DURHAM -- Dave Alsobrooks sees people who aren't there.
More specifically, the 35-year-old artist sees people living everyday lives - changing a light bulb, boiling water for tea - in vacant, boarded-up houses in the historic East Durham neighborhood near downtown.
In a few months, you'll be able to see them too, when Alsobrooks hangs life-size portraits in the window frames of four empty houses and the old Y.E. Smith Elementary School. Alsobrooks wants to encourage more people to move into the neighborhood of mill cottages fallen on hard times.
"If you're going to be able to buy a house you have to be able to visualize yourself or somebody else living in that space," he said. When all you see is a block of boarded-up buildings, "it's hard to get over that."
Part aesthetic, part political, the "New Neighbors" project is what Alsobrooks calls "social art."
A few years ago, he explains, he used to make "abstract paintings that didn't mean anything to anybody." You couldn't look at his work and see anything beyond globs of paint.
He still likes globs of paint.
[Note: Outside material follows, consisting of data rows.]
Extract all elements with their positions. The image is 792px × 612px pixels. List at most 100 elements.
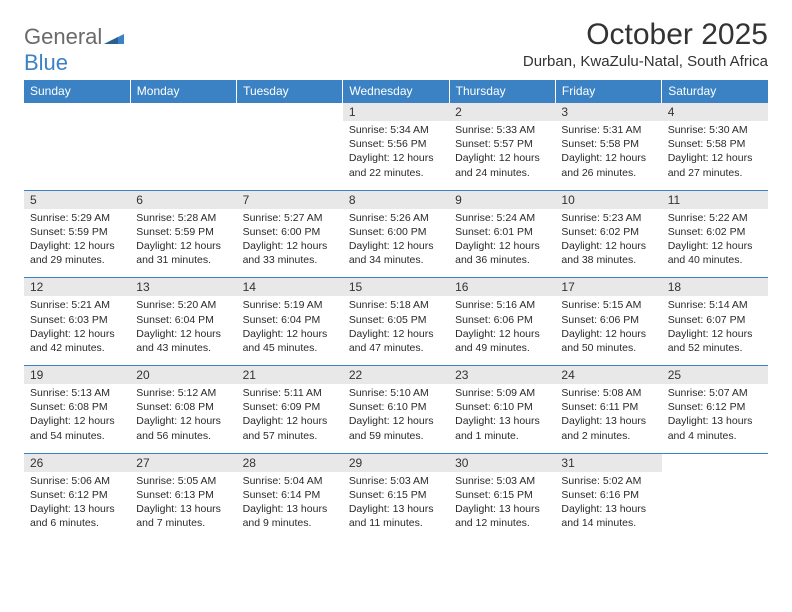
sunrise-line: Sunrise: 5:27 AM (243, 211, 337, 225)
brand-logo: GeneralBlue (24, 24, 124, 76)
daylight-line: Daylight: 12 hours and 59 minutes. (349, 414, 443, 442)
day-content-cell: Sunrise: 5:02 AMSunset: 6:16 PMDaylight:… (555, 472, 661, 541)
sunset-line: Sunset: 6:05 PM (349, 313, 443, 327)
day-content-cell (130, 121, 236, 190)
day-content-cell (662, 472, 768, 541)
sunset-line: Sunset: 6:01 PM (455, 225, 549, 239)
sunset-line: Sunset: 6:12 PM (668, 400, 762, 414)
day-content-cell: Sunrise: 5:09 AMSunset: 6:10 PMDaylight:… (449, 384, 555, 453)
day-number-cell: 5 (24, 190, 130, 209)
daylight-line: Daylight: 13 hours and 4 minutes. (668, 414, 762, 442)
sunset-line: Sunset: 6:00 PM (243, 225, 337, 239)
day-number-cell: 12 (24, 278, 130, 297)
sunset-line: Sunset: 6:00 PM (349, 225, 443, 239)
daylight-line: Daylight: 12 hours and 49 minutes. (455, 327, 549, 355)
day-content-cell: Sunrise: 5:13 AMSunset: 6:08 PMDaylight:… (24, 384, 130, 453)
sunrise-line: Sunrise: 5:24 AM (455, 211, 549, 225)
sunrise-line: Sunrise: 5:21 AM (30, 298, 124, 312)
day-number-cell: 3 (555, 103, 661, 122)
weekday-header: Wednesday (343, 80, 449, 103)
day-number-cell: 29 (343, 453, 449, 472)
daynum-row: 12131415161718 (24, 278, 768, 297)
sunset-line: Sunset: 6:04 PM (136, 313, 230, 327)
day-number-cell: 9 (449, 190, 555, 209)
sunset-line: Sunset: 6:04 PM (243, 313, 337, 327)
sunrise-line: Sunrise: 5:15 AM (561, 298, 655, 312)
sunset-line: Sunset: 6:16 PM (561, 488, 655, 502)
sunset-line: Sunset: 6:03 PM (30, 313, 124, 327)
daylight-line: Daylight: 12 hours and 47 minutes. (349, 327, 443, 355)
day-content-cell: Sunrise: 5:20 AMSunset: 6:04 PMDaylight:… (130, 296, 236, 365)
daylight-line: Daylight: 13 hours and 2 minutes. (561, 414, 655, 442)
sunset-line: Sunset: 5:57 PM (455, 137, 549, 151)
daynum-row: 262728293031 (24, 453, 768, 472)
sunset-line: Sunset: 6:10 PM (455, 400, 549, 414)
day-number-cell: 8 (343, 190, 449, 209)
day-content-cell: Sunrise: 5:03 AMSunset: 6:15 PMDaylight:… (449, 472, 555, 541)
day-number-cell: 6 (130, 190, 236, 209)
day-number-cell: 24 (555, 366, 661, 385)
day-content-cell (24, 121, 130, 190)
day-number-cell: 4 (662, 103, 768, 122)
day-number-cell: 26 (24, 453, 130, 472)
day-content-cell: Sunrise: 5:06 AMSunset: 6:12 PMDaylight:… (24, 472, 130, 541)
sunrise-line: Sunrise: 5:29 AM (30, 211, 124, 225)
sunrise-line: Sunrise: 5:20 AM (136, 298, 230, 312)
daylight-line: Daylight: 12 hours and 54 minutes. (30, 414, 124, 442)
day-content-cell: Sunrise: 5:21 AMSunset: 6:03 PMDaylight:… (24, 296, 130, 365)
content-row: Sunrise: 5:29 AMSunset: 5:59 PMDaylight:… (24, 209, 768, 278)
daynum-row: 19202122232425 (24, 366, 768, 385)
sunset-line: Sunset: 5:59 PM (136, 225, 230, 239)
day-content-cell: Sunrise: 5:11 AMSunset: 6:09 PMDaylight:… (237, 384, 343, 453)
day-content-cell: Sunrise: 5:29 AMSunset: 5:59 PMDaylight:… (24, 209, 130, 278)
day-number-cell (130, 103, 236, 122)
day-content-cell: Sunrise: 5:30 AMSunset: 5:58 PMDaylight:… (662, 121, 768, 190)
day-content-cell: Sunrise: 5:33 AMSunset: 5:57 PMDaylight:… (449, 121, 555, 190)
sunset-line: Sunset: 6:08 PM (136, 400, 230, 414)
day-number-cell: 15 (343, 278, 449, 297)
day-content-cell: Sunrise: 5:31 AMSunset: 5:58 PMDaylight:… (555, 121, 661, 190)
daylight-line: Daylight: 13 hours and 11 minutes. (349, 502, 443, 530)
sunrise-line: Sunrise: 5:22 AM (668, 211, 762, 225)
sunrise-line: Sunrise: 5:02 AM (561, 474, 655, 488)
weekday-header: Tuesday (237, 80, 343, 103)
sunrise-line: Sunrise: 5:14 AM (668, 298, 762, 312)
sunrise-line: Sunrise: 5:18 AM (349, 298, 443, 312)
daylight-line: Daylight: 12 hours and 45 minutes. (243, 327, 337, 355)
day-number-cell (237, 103, 343, 122)
daylight-line: Daylight: 13 hours and 1 minute. (455, 414, 549, 442)
daylight-line: Daylight: 12 hours and 57 minutes. (243, 414, 337, 442)
day-number-cell: 16 (449, 278, 555, 297)
daynum-row: 567891011 (24, 190, 768, 209)
calendar-table: SundayMondayTuesdayWednesdayThursdayFrid… (24, 80, 768, 540)
calendar-body: 1234 Sunrise: 5:34 AMSunset: 5:56 PMDayl… (24, 103, 768, 541)
day-content-cell: Sunrise: 5:10 AMSunset: 6:10 PMDaylight:… (343, 384, 449, 453)
day-number-cell: 7 (237, 190, 343, 209)
weekday-header: Thursday (449, 80, 555, 103)
day-content-cell: Sunrise: 5:16 AMSunset: 6:06 PMDaylight:… (449, 296, 555, 365)
header: GeneralBlue October 2025 Durban, KwaZulu… (24, 18, 768, 76)
weekday-header: Saturday (662, 80, 768, 103)
day-number-cell: 17 (555, 278, 661, 297)
content-row: Sunrise: 5:13 AMSunset: 6:08 PMDaylight:… (24, 384, 768, 453)
day-content-cell: Sunrise: 5:07 AMSunset: 6:12 PMDaylight:… (662, 384, 768, 453)
day-content-cell: Sunrise: 5:27 AMSunset: 6:00 PMDaylight:… (237, 209, 343, 278)
day-content-cell: Sunrise: 5:18 AMSunset: 6:05 PMDaylight:… (343, 296, 449, 365)
sunset-line: Sunset: 6:06 PM (455, 313, 549, 327)
daylight-line: Daylight: 13 hours and 12 minutes. (455, 502, 549, 530)
day-number-cell: 23 (449, 366, 555, 385)
day-content-cell: Sunrise: 5:15 AMSunset: 6:06 PMDaylight:… (555, 296, 661, 365)
sunrise-line: Sunrise: 5:10 AM (349, 386, 443, 400)
sunrise-line: Sunrise: 5:04 AM (243, 474, 337, 488)
day-number-cell (662, 453, 768, 472)
day-number-cell: 18 (662, 278, 768, 297)
sunset-line: Sunset: 5:58 PM (561, 137, 655, 151)
weekday-header: Sunday (24, 80, 130, 103)
day-number-cell: 22 (343, 366, 449, 385)
day-content-cell: Sunrise: 5:08 AMSunset: 6:11 PMDaylight:… (555, 384, 661, 453)
sunset-line: Sunset: 6:07 PM (668, 313, 762, 327)
sunrise-line: Sunrise: 5:33 AM (455, 123, 549, 137)
day-content-cell: Sunrise: 5:28 AMSunset: 5:59 PMDaylight:… (130, 209, 236, 278)
month-title: October 2025 (523, 18, 768, 52)
day-number-cell: 11 (662, 190, 768, 209)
But recently as he sat in his Golden Belt studio applying lipstick-red globs to a portrait, he said he came to realize he had more to communicate with his art.
"New Neighbors" draws inspiration from an art project he saw in Toronto in which people were painted three stories tall on the sides of buildings and a Detroit project called "Object Orange." In the latter, artists staged pre-dawn operations painting abandoned buildings bright orange to call attention to that city's more than 7,000 abandoned structures.
"In either case it was a provocative act," Alsobrooks said.
Aiming for revitalization
His new project mirrors the work that preservation groups are doing to help revitalize East Durham. The neighborhood has begun to rebound with the opening of Joe's Diner and the TROSA Grocery on Angier Avenue. But many boarded-up mill houses remain.
Preservation North Carolina has acquired several of the vacant properties in hopes of attracting private investors and future residents. Piedmont regional director Cathleen Turner says the group was even thinking about hiring an artist to spruce up the boarded-up properties, "and along comes Dave."
"The nature of his work is so in sync with what we're trying to do," Turner said. "It's vibrant. It's lively. It brings so much life to the buildings that had so much life in them and will again."
Sara Davis Lachenman, whose Four Over One Design specializes in old buildings, said Alsobrooks is preserving history as much as actual houses.
"What he does now is really about telling a story and getting people to think about more than just what's on canvas," she said, "which I really love."
For "New Neighbors," Alsobrooks, who lived in southwest Durham before moving to Boone and now Efland in Orange County, photographed visitors to Golden Belt with simple household props.
He projects each image onto paper and loosely outlines them in a graphic novel style. He layers the paper with patterned tissue paper and applies paint in bright red, yellow, orange, lime green and cyan, which is like turquoise.
He's photographed each house and the 1910 neo-classical Smith elementary school and measured each space he plans to fill. Sheets of paper in his studio show copy machine pictures of each building. They look like pop-up books, with matchbook-size sketches covering windows now hammered over in ply board.
The finished portraits will hang exposed to the elements, sometimes protected by overhands and sometimes not.
"If the sun hits it and a certain portion gets faded, it adds to the story," he said. "It helps complete the history of the painting. It's almost like a journal of its time there."
At some point, the paintings will come down and Alsobrooks will try to sell them.
He's not sure who or if anyone will buy his social art, or even if they'll get the meaning behind it. He's not worried about it.
"I think it's up to each individual person how much they do or don't experience," he said. "We can all dig deeper into life."